If you live in the U.S. and play EQ2 (or FreeRealms), then even if you’ve never purchased any, you know that 1,000 SC costs $10. Furthermore, there was a promotion a few weeks back where you could redeem retail-purchased StationCash cards for double credit. 1,000 SC were just $5 for a weekend.
So you may be surprised to learn that in Europe 1,000 SC costs $17.63. That’s 10 Euro for 1,000 SC plus 17.5% VAT (VAT should be 15%). I mean exchange rates are a pain, but the U.S. Dollar has been weak for over 2 years now. Remember when the Canadian dollar was maybe 60 cents on the U.S. Dollar? Now they’re almost equal. For a few months, Canadian was more valuable.
To get around this problem, it used to be possible to pay in U.S. Dollars using a Visa or other payment technique, but SoE added an additional check to require Euro depending upon your address. What a completely unnecessary change!
If you live in Europe, or want to commiserate, you may want to check out this thread.
Thanks for highlighting this thread.
I have complained about it before and got depressed/disgusted at the amount of people who seemed to think the problem is “the exchange rate”. The issue is that Sony is ignoring exchange rates and overcharging us both on the turn (making a healthy profit from the exchange) and a straight-forward 2.5% profit on a tax on every purchase.

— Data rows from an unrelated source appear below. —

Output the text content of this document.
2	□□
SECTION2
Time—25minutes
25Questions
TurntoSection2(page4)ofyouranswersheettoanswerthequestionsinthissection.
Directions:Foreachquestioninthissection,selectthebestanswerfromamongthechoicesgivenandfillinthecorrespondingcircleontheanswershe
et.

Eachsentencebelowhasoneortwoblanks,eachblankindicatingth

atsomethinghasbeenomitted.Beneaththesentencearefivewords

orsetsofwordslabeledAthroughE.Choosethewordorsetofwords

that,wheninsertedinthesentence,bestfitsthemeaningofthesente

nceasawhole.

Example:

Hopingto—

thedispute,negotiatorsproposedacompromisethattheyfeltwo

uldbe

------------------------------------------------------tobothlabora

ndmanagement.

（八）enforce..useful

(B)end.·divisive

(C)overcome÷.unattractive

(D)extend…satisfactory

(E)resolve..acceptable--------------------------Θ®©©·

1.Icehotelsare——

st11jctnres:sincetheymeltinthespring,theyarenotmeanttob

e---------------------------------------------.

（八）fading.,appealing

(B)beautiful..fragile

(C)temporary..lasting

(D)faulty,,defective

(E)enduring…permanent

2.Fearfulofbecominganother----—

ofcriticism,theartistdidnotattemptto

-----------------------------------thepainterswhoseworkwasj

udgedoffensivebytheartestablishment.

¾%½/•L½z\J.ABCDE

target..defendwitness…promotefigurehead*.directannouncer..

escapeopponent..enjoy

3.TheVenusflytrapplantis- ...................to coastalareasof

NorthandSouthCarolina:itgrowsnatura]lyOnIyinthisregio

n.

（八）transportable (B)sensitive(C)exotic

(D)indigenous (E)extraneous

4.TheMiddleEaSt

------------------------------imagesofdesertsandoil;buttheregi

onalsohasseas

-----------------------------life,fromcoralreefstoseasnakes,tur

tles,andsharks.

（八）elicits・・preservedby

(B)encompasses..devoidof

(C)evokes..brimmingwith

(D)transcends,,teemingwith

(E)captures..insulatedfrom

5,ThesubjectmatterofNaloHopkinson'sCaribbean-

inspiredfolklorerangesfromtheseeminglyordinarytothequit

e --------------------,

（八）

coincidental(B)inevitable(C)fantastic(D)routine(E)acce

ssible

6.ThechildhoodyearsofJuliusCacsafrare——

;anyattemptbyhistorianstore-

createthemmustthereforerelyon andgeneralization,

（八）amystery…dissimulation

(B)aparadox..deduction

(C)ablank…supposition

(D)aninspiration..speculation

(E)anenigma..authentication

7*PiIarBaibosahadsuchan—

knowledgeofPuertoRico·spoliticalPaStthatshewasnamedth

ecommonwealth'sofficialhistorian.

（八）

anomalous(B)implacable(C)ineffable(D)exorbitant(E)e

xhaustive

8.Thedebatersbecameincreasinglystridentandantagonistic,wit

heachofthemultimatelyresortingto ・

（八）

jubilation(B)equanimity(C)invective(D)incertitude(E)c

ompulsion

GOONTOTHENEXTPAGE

The current thread seems to have the same issue dogging it. 🙁
This issue is not exclusive to Europe. Us colonials down in Australia have the same frustrations. Currently the Aussie dollar trades at around .92 against the USD yet 2500SC = $40AUD, someone explain that one because I can’t. SOE are giving us Aussies an exchange rate of roughly .65 and no we don’t have VAT or any other taxes to factor in.
A guild mate and I went on somewhat of a crusade about 12 months back to petition SOE to correct Aussie subscription fees to a more equitable level in parity with real world exchange rates. SOE handled the matter very poorly feeding us big mouthfuls of lies constantly blaming the problem on a local tax that they were unable to detail, itemise or even give this supposed tax a name.